In a commentary on the Kasparov.ru site yesterday, Aleksey Lapshin calls attention to this possibility by arguing that even now in Russia “a market is more than a market.” It is “a wave of life for hundreds of thousands if not millions of former citizens of the empire who fell from their accustomed social status” (www.kasparov.ru/material.php?id=4A6059CD153C2).
“Commercial markets in the form in which they existed in the 1990s were the result of the collapse of the state,” he argues. There were many bad things about them, but they made it possible for “a quite significant part of the population to survive in the most difficult conditions of the social-economic crisis.”
By the end of the 1990s and the beginning of this decade, however, “the relatively autonomous existence of commercial markets [like the Cherkizov] came into contradiction with the demands of the bureaucracy which was again gathering strength.” To survive, those involved in the market had to pay bribes.
“As a result, a unique vertical arose in which all the burden of these payments fell on the rank and file entrepreneurs,” Lapshin continues, and until recently, “the bureaucrats and the owners of the large markets lived in peace,” each making money off the people doing the buying and selling.
But now times have changed, and the officials are closing the markets. Given Moscow Mayor Yuri Luzhkov’s denunciations of ethnic minorities, many assumed that the powers that be were doing so to deflect popular anger in the current economic crisis by expelling non-Russians whom many Russians blame for depressing wages or contributing to crime.

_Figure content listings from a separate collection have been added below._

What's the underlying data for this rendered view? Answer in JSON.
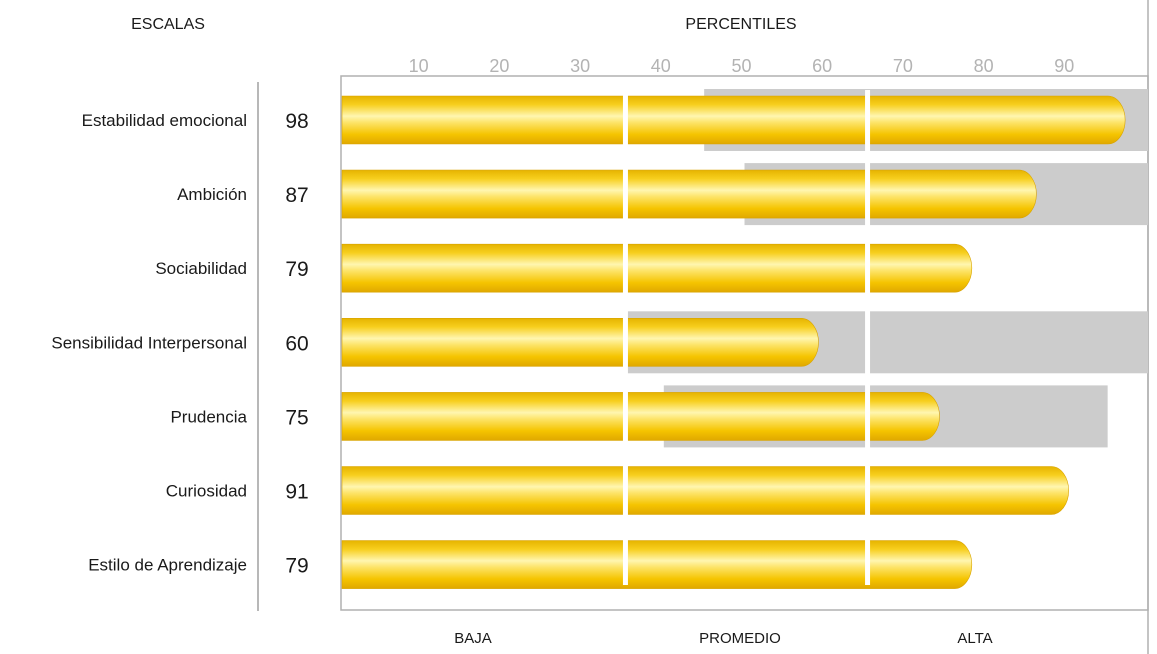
{
  "headers": {
    "scales": "ESCALAS",
    "percentiles": "PERCENTILES"
  },
  "zones": [
    "BAJA",
    "PROMEDIO",
    "ALTA"
  ],
  "colors": {
    "bar_gold": "#f5c400",
    "bar_highlight": "#fff6b0",
    "range_gray": "#cccccc",
    "frame": "#b0b0b0",
    "tick_text": "#b3b3b3"
  },
  "chart_data": {
    "type": "bar",
    "orientation": "horizontal",
    "title": "",
    "xlabel": "PERCENTILES",
    "ylabel": "ESCALAS",
    "xlim": [
      0,
      100
    ],
    "xticks": [
      10,
      20,
      30,
      40,
      50,
      60,
      70,
      80,
      90
    ],
    "zone_boundaries": [
      35,
      65
    ],
    "categories": [
      "Estabilidad emocional",
      "Ambición",
      "Sociabilidad",
      "Sensibilidad Interpersonal",
      "Prudencia",
      "Curiosidad",
      "Estilo de Aprendizaje"
    ],
    "values": [
      98,
      87,
      79,
      60,
      75,
      91,
      79
    ],
    "reference_ranges": [
      [
        45,
        100
      ],
      [
        50,
        100
      ],
      null,
      [
        35,
        100
      ],
      [
        40,
        95
      ],
      null,
      null
    ],
    "grid": false
  }
}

Lapshin, however, suggests that the real reason for the closure of the markets is to be found in the concerns of top officials about declines in the country’s light industry, declines some blame the markets for (www.vedomosti.ru/newspaper/article.shtml?2009/07/16/205360) and the desire of this elite to restore a government monopoly in this area.

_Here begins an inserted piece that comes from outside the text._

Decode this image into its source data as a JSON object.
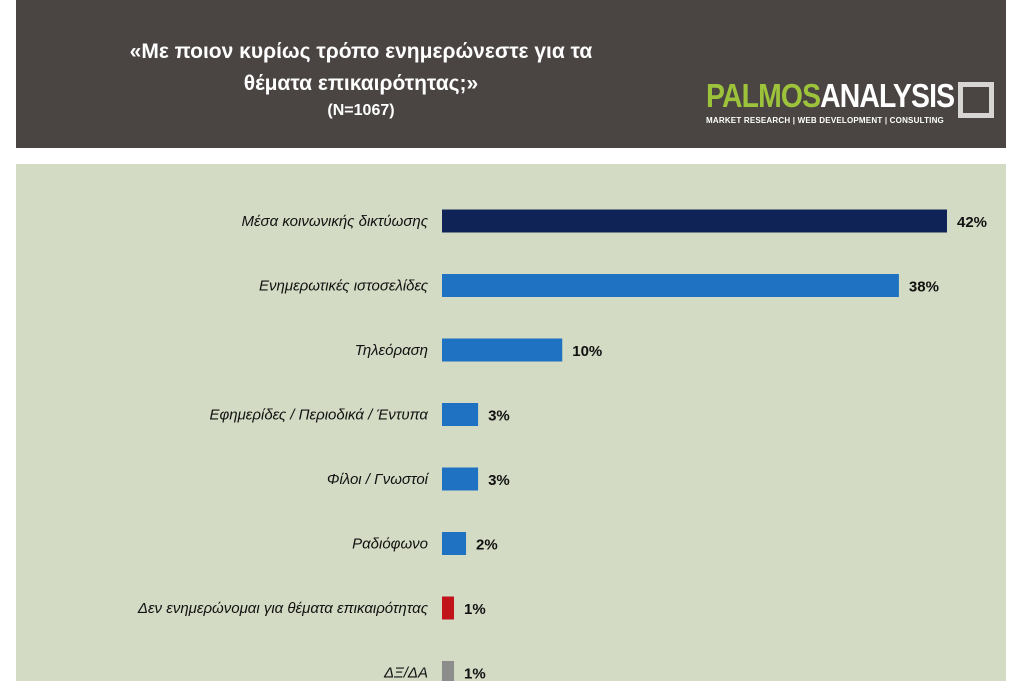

“It is funny, of course, to hear that the traders are responsible for the problems of our light industry,” Lapshin notes, especially the suggestions that “’the damned shuttle traders’ are killing it.” But “such declarations [by senior Russian officials] are always picked up by the corresponding organs as a guide to action.”
And senior officials may have intended exactly that because the closing of the markets will help them “monopolize trade,” a desideratum as “the crisis deepens, and incomes fall. It is necessary to take some means or others to remove everything that interferes with the concentration of finances in the hands of selected groups.”
“The victims of this latest wave of monopolization will become the markets and consequently the representatives of small business. And thousands of workers will lose their jobs.” By playing on “xenophobic attitudes,” the authorities hope to deflect their anger, Lapshin says, but the fact is that “many citizens of Russia will lose their incomes.”
Some experts have estimated that the closure of the Cherkizov market alone will cost 100,000 jobs, but this campaign against the markets, because it represents “the latest effort of the powers that be to resolve their problems at the expense of the citizenry,” could have far more serious consequences than that for the country as a whole.
“In the 1990s,” he writes, “the powers that be were able to avoid a social explosion not the least because people had the chance to work in trade” in markets like Cherkizov, and they were able to acquire what they needed when they could not find it anywhere else. Now, however, they will have nowhere to turn but the streets.